Cüneyt Kaya · Jun 4, 2026 · 2 min read

What Is the Maklerprovision?

In Germany, renting an apartment through a broker (Makler) typically comes with a fee called Maklerprovision or Courtage. It's usually 1.5 to 2 times the net monthly rent, plus VAT — meaning a €900/month apartment could cost you an extra €1,500 to €2,000 before you even move in.

On top of the security deposit and first month's rent, this is a significant upfront burden — especially for students, recent graduates, people relocating for work, or anyone who doesn't have significant savings to draw on.

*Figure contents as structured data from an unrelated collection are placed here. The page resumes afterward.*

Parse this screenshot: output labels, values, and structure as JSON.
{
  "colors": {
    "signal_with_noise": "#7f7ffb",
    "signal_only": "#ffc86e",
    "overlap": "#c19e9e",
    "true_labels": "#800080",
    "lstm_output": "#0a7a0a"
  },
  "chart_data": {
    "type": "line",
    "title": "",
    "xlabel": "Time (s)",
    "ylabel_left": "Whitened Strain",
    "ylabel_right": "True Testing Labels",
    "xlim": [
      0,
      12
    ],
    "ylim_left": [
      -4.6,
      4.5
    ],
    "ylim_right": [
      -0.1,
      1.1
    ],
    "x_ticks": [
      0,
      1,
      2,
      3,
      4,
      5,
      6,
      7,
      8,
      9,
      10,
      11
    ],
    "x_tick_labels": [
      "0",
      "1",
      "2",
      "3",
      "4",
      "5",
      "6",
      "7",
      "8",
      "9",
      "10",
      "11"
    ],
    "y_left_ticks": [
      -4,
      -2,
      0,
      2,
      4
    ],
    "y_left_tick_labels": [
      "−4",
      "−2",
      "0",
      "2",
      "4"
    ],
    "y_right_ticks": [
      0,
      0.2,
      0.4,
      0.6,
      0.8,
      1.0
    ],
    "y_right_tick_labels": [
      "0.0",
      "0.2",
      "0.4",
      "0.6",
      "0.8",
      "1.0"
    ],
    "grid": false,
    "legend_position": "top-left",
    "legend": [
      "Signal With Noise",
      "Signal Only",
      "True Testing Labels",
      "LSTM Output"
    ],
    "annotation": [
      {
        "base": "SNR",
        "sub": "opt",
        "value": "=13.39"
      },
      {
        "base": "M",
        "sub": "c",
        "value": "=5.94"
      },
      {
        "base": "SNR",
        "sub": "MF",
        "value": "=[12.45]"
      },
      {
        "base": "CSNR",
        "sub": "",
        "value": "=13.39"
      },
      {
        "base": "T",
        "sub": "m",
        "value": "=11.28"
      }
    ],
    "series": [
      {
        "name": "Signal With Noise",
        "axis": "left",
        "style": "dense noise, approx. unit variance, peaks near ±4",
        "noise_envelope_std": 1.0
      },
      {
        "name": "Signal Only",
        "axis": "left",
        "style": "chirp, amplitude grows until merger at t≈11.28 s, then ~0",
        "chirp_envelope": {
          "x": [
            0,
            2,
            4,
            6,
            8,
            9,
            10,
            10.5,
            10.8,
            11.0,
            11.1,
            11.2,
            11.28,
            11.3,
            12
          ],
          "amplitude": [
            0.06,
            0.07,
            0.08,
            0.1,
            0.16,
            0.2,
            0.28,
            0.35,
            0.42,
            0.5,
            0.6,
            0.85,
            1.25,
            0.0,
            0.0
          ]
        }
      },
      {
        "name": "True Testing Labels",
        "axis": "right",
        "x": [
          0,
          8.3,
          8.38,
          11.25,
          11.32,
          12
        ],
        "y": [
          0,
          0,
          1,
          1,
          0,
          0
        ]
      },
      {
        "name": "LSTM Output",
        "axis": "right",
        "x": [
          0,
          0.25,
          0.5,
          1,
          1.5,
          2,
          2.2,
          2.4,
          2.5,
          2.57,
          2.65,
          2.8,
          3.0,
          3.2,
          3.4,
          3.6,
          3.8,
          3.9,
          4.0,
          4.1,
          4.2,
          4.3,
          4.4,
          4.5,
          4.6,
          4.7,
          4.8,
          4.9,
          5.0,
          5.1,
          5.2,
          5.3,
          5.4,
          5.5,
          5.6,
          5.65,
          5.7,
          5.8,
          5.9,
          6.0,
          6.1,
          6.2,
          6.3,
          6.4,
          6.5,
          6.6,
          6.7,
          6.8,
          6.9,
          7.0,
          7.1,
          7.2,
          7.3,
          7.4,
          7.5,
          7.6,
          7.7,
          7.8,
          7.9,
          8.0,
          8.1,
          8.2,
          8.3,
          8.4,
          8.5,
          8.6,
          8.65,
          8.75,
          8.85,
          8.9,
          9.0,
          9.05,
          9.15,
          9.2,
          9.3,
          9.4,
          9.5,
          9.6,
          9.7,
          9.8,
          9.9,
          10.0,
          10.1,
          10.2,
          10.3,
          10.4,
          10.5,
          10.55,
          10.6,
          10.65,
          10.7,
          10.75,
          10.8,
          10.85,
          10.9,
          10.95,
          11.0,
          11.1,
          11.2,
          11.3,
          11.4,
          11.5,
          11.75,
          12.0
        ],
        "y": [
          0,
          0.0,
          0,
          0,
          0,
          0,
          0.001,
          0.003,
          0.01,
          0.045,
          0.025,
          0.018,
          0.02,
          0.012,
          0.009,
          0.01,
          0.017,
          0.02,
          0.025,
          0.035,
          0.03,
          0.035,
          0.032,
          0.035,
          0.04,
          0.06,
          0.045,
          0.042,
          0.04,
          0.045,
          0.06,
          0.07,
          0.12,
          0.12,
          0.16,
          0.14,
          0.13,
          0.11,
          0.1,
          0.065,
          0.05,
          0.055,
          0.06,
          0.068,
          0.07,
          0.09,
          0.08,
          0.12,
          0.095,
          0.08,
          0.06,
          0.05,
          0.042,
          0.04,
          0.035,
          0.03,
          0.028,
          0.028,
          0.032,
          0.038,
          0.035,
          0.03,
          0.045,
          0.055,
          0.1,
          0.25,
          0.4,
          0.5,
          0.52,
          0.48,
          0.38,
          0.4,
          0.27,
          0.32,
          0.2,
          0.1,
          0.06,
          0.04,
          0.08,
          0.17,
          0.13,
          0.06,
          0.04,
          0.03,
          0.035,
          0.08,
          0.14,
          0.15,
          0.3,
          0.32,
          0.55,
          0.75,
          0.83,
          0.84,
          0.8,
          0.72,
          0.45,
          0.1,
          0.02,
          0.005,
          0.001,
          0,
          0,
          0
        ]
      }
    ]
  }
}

The Bestellerprinzip: Good Idea, Incomplete Execution

In 2015, Germany introduced the Bestellerprinzip: whoever hires the broker pays the fee. In theory, this protects tenants. In practice, landlords who pay broker fees often incorporate those costs into the rent. The burden shifts but doesn't disappear.

Why Big Portals Don't Help

Platforms like Immoscout24 or ImmoWelt are dominated by agency listings. Private landlord listings exist but are rare, go quickly, and are hard to find. The business model of these portals depends on broker subscriptions — not on the interest of apartment seekers.

The modeiland Approach

modeiland was built as a deliberate alternative. Only private landlords can list properties. Brokers are excluded by design. Seekers pay a transparent, small monthly subscription fee — a software usage fee, not a brokerage charge.

The math is straightforward: even if your search takes three months, you'd pay €15 total on modeiland. That's a fraction of what a single broker fee would cost. And if you find your apartment without paying a commission, the savings speak for themselves.